In 1994, 800,000 Tutsi were killed in the Rwandan genocide as UN peacekeepers stood by. Despite relentless requests from Force Commander Roméo Dallaire, UN headquarters and powerful governments refused to provide trucks or radio-blocking technology that could have protected civilians, and UN peacekeepers were under orders not to use force unless they were directly targeted. In the wake of the violence, international leaders promised legal solutions to prevent genocide and mass violence in-real-time through legal doctrine like the Responsibility to Protect (R2P).
Twenty-five years have now passed since the Rwandan genocide, but despite the optimism around R2P and other legal developments, mass violence and genocide continue to occur. And they are met with limited legal response as they unfold. Syria, the Central African Republic, and Yemen have all seen extreme violence against civilians in recent years. If the law prohibits such behavior, why is there no resulting global action?
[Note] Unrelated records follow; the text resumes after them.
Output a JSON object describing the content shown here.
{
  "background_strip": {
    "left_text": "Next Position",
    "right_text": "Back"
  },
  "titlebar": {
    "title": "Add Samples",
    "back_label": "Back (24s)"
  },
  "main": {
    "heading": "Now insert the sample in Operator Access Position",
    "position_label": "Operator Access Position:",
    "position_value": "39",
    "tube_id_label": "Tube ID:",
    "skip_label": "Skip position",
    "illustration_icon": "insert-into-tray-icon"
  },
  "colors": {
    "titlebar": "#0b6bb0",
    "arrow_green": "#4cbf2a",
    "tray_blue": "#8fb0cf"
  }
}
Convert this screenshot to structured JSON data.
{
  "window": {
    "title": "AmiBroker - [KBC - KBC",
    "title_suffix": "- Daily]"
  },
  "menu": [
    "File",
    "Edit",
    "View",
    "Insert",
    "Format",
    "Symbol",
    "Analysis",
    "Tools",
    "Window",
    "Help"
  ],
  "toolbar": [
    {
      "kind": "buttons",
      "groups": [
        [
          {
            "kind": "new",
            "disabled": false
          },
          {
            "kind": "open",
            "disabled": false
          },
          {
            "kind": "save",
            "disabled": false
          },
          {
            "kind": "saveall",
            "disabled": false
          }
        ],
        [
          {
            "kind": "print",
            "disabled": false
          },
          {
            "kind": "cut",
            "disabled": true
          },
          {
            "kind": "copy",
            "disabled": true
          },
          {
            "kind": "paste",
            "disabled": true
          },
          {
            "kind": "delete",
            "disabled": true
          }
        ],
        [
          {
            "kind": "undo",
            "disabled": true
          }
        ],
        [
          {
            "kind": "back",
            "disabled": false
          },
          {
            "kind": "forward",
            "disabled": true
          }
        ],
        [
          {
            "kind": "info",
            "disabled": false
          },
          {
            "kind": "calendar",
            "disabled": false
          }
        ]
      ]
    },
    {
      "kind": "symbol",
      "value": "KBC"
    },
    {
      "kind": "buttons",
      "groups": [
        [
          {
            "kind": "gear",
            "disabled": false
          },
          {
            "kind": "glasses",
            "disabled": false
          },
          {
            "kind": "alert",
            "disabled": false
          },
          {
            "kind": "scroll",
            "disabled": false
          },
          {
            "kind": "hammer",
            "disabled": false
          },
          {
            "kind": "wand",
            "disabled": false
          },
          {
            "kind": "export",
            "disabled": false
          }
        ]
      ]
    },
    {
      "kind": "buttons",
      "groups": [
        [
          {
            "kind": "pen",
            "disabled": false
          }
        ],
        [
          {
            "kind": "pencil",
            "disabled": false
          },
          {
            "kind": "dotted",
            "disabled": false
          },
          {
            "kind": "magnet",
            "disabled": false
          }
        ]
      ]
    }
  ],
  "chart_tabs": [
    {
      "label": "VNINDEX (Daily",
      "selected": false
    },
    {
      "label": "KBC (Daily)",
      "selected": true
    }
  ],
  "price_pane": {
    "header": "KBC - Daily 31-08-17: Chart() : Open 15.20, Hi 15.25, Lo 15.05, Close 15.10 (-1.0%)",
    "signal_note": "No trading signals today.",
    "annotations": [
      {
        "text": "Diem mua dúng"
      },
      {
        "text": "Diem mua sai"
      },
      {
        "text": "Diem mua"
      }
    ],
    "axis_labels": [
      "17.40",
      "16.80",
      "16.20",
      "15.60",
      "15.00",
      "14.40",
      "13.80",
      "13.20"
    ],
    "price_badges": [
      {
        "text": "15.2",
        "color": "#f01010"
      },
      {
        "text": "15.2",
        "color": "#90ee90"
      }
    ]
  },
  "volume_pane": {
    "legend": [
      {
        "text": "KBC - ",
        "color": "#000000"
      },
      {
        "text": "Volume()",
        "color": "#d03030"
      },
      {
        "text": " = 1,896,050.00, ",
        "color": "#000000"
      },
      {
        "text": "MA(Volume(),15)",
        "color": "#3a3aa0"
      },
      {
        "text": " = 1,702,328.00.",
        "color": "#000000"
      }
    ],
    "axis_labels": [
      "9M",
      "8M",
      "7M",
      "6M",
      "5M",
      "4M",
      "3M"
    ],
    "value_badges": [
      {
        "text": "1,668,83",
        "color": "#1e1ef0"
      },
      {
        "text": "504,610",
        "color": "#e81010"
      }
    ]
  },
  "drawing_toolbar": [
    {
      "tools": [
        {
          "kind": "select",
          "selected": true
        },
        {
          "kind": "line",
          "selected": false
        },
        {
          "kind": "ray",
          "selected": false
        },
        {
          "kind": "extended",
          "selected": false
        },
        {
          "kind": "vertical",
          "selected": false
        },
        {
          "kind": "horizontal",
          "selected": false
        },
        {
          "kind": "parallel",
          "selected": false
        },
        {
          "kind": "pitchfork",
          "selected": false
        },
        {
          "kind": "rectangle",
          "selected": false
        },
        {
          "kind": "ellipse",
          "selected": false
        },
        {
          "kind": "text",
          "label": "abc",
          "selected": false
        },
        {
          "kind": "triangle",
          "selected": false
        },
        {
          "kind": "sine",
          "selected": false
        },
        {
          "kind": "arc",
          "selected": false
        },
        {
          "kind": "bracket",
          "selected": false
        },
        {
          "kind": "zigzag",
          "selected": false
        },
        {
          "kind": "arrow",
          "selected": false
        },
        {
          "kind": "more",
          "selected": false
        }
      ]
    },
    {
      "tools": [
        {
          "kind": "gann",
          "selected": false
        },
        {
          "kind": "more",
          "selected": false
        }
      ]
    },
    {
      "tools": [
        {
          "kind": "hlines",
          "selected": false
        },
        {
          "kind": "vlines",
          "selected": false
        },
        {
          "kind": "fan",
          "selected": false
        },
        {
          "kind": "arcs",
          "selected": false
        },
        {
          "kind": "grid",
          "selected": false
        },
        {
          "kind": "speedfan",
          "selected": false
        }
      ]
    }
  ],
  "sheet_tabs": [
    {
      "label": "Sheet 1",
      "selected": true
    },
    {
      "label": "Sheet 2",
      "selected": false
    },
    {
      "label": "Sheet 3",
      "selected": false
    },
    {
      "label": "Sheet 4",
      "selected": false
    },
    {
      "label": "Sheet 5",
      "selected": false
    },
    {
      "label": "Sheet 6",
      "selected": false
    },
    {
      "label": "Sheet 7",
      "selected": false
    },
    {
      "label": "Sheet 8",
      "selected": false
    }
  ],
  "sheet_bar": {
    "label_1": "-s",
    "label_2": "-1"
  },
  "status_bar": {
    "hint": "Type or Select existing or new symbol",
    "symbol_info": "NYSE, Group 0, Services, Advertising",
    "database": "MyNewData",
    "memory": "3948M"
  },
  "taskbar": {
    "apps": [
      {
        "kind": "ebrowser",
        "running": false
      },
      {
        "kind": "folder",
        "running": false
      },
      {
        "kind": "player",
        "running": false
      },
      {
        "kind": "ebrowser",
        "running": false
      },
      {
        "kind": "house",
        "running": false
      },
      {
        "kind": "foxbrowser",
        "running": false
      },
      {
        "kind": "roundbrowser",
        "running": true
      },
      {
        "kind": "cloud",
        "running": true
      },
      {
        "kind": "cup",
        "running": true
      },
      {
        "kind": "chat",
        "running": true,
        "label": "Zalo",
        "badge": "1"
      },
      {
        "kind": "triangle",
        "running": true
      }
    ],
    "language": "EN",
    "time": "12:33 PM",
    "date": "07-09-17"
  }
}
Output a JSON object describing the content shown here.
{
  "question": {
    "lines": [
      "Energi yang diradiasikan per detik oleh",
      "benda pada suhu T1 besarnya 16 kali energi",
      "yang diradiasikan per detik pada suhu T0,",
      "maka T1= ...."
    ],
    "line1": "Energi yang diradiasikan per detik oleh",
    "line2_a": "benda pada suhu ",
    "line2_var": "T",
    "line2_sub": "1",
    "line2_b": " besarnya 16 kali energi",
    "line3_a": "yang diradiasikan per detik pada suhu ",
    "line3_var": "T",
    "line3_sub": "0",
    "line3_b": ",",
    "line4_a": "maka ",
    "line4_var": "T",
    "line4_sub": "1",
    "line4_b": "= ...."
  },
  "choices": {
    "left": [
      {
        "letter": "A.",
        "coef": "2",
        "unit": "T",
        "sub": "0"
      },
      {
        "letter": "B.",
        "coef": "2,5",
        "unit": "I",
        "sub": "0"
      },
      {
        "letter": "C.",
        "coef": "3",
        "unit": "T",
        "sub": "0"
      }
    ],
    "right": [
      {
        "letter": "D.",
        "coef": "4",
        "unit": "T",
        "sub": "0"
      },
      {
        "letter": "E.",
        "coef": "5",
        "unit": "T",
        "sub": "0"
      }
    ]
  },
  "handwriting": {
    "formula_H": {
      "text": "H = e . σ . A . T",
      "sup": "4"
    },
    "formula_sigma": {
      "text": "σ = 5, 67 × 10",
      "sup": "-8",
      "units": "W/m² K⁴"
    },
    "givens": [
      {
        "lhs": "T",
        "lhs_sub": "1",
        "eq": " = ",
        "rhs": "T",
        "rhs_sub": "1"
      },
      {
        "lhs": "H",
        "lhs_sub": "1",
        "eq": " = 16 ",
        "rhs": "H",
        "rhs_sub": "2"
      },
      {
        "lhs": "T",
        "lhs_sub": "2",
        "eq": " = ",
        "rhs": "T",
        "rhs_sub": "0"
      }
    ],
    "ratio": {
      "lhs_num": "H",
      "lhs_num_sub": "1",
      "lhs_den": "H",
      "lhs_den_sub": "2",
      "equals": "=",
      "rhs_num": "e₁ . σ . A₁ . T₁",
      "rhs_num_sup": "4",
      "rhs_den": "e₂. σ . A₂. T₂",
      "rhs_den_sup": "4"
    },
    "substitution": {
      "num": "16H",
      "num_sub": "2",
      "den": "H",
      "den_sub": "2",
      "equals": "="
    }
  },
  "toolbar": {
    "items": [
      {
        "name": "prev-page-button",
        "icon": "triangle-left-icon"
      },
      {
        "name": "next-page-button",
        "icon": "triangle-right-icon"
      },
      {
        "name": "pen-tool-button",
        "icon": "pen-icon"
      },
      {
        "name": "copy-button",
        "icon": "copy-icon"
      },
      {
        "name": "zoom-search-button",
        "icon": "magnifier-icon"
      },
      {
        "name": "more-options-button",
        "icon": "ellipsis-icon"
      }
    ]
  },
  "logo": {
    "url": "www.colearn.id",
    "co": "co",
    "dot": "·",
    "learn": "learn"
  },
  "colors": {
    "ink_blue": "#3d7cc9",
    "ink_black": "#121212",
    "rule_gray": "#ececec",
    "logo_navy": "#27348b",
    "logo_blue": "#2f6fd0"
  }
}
In recent research, Katherine Southwich employs a classic legal model that shows how the naming, blaming, and claiming of violence are central to legal disputes. This allows her to pinpoint moments when political choice can affect the function of international law. Legally, a violation must first be “named” as harmful. Then “blame” for this harm must then be attributed on a group or individual. Finally, the victim must “claim” victimhood and seek remedy. Southwich argues that each of these stages are politically tenuous in international law.The burden for claiming crimes against humanity is broad. The term “crimes against humanity” is meant to reflect that violations like torture or enslavement are an afront against not only the victim, but against all people. Based on this understanding, developments like R2P created a global responsibility to defend against such crimes in order to protect all of humankind. Southwich asserts that a diffusion of responsibility makes it less likely for anyone to act. And in terms of naming, no central body exists that determines whether or not a crime is genocide. States or international bodies may adopt the language, but there is no group that defines the crime. When such assessments are inherently challenging, especially in-real-time, naming is often put off until it’s too late to help targeted groups.
Southwich uses the case of the Rohingya in Myanmar to examine the failures of international institutions in upholding promises of civilian protection. The Rohingya have faced persecution in Myanmar for decades, with many experts calling for legal action during this ongoing genocide. But despite restrictions to health care, destroyed villages, and mass killings, judicial processes to address the violence are largely at a stand-still. In the meantime, the humanitarian situation escalates, with Rohingya refugees fleeing to neighboring countries that struggle to support them.
Many states have chosen to dwell in semantic disputes to avoid response. And there are many reasons they may choose to not act – they may see Myanmar as a potential business partner, or they may be hesitant to endanger their own soldiers in peacekeeping missions. As experts still remain divided about the best strategies to respond to mass violence or genocide, many states decide their own costs outweigh potential benefits to victims.
The existence of legal protection doctrine does little alone. Political will is necessary to mobilize the law and to promote protections for civilians. Powerful states and international organizations must choose to uphold their legal commitments. Twenty-five years after the Rwandan genocide, the need to protect civilians from genocide and mass violence remains as crucial now as it was in 1994.